Looking at the documentation, I can see it provides a:
 template<class Y> shared_ptr(shared_ptr<Y> const & r);


Have you tried it?
You should never do this, but if you want to convert a shared_ptr<int> to a shared_ptr<float> you can use:
  shared_ptr<int> a = /* something */;  shared_ptr<float> b = static_pointer_cast<float>(shared_ptr<void>(a));
Well, I wrote a small resource manager. To get a handle to a resource the developer must call ResourceGroup::getResource(string name) which should return a shared pointer. Since the needed data type could be anything the returned pointer holding an default type must be casted.

But I think I will create an empty class "Resource" from which each resource type can derive it's own resource class. Then I can use the base class as the underlaying data type for the shared pointer. I think that aproach is quite cleaner than the first ;)
Perhaps no elemntary data types are possible than, but that is not so important.

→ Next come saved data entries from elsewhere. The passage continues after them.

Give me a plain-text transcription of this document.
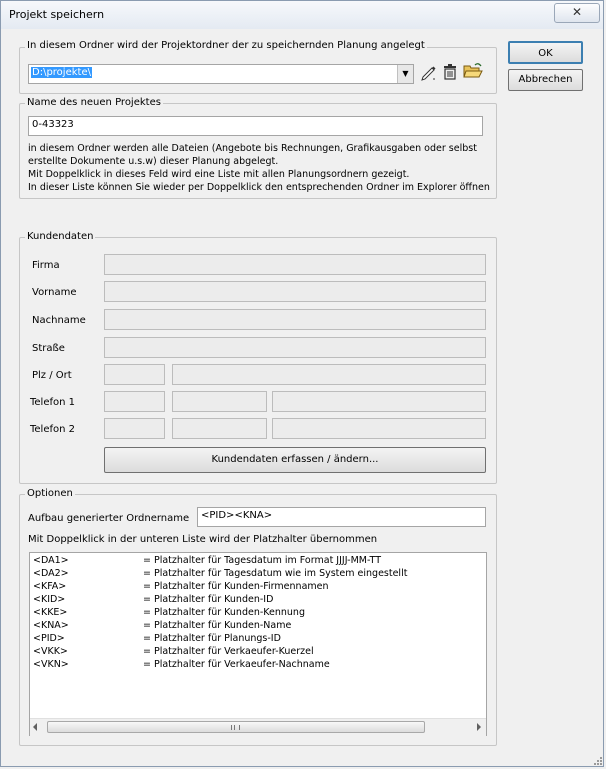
Projekt speichern	✕
OK
Abbrechen
In diesem Ordner wird der Projektordner der zu speichernden Planung angelegt
D:\projekte\	▼
Name des neuen Projektes
0-43323
in diesem Ordner werden alle Dateien (Angebote bis Rechnungen, Grafikausgaben oder selbst
erstellte Dokumente u.s.w) dieser Planung abgelegt.
Mit Doppelklick in dieses Feld wird eine Liste mit allen Planungsordnern gezeigt.
In dieser Liste können Sie wieder per Doppelklick den entsprechenden Ordner im Explorer öffnen
Kundendaten
Firma
Vorname
Nachname
Straße
Plz / Ort
Telefon 1
Telefon 2
Kundendaten erfassen / ändern...
Optionen
Aufbau generierter Ordnername	<PID><KNA>
Mit Doppelklick in der unteren Liste wird der Platzhalter übernommen
<DA1>	= Platzhalter für Tagesdatum im Format JJJJ-MM-TT
<DA2>	= Platzhalter für Tagesdatum wie im System eingestellt
<KFA>	= Platzhalter für Kunden-Firmennamen
<KID>	= Platzhalter für Kunden-ID
<KKE>	= Platzhalter für Kunden-Kennung
<KNA>	= Platzhalter für Kunden-Name
<PID>	= Platzhalter für Planungs-ID
<VKK>	= Platzhalter für Verkaeufer-Kuerzel
<VKN>	= Platzhalter für Verkaeufer-Nachname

Nevertheless I will read something about those deleters. Sounds interesting.

Thank you for the fast answers :)
Quote:Original post by okoman
Well, I wrote a small resource manager. To get a handle to a resource the developer must call ResourceGroup::getResource(string name) which should return a shared pointer. Since the needed data type could be anything the returned pointer holding an default type must be casted.


Type parametrization? Why not simply intantiate the resource manager for every distinct type, and be done with it? This would also solve the hidden problem that you will encounter later on, which is that when you need to convert a resource-name to a texture, you can't afford having the resource-name load a mesh instead.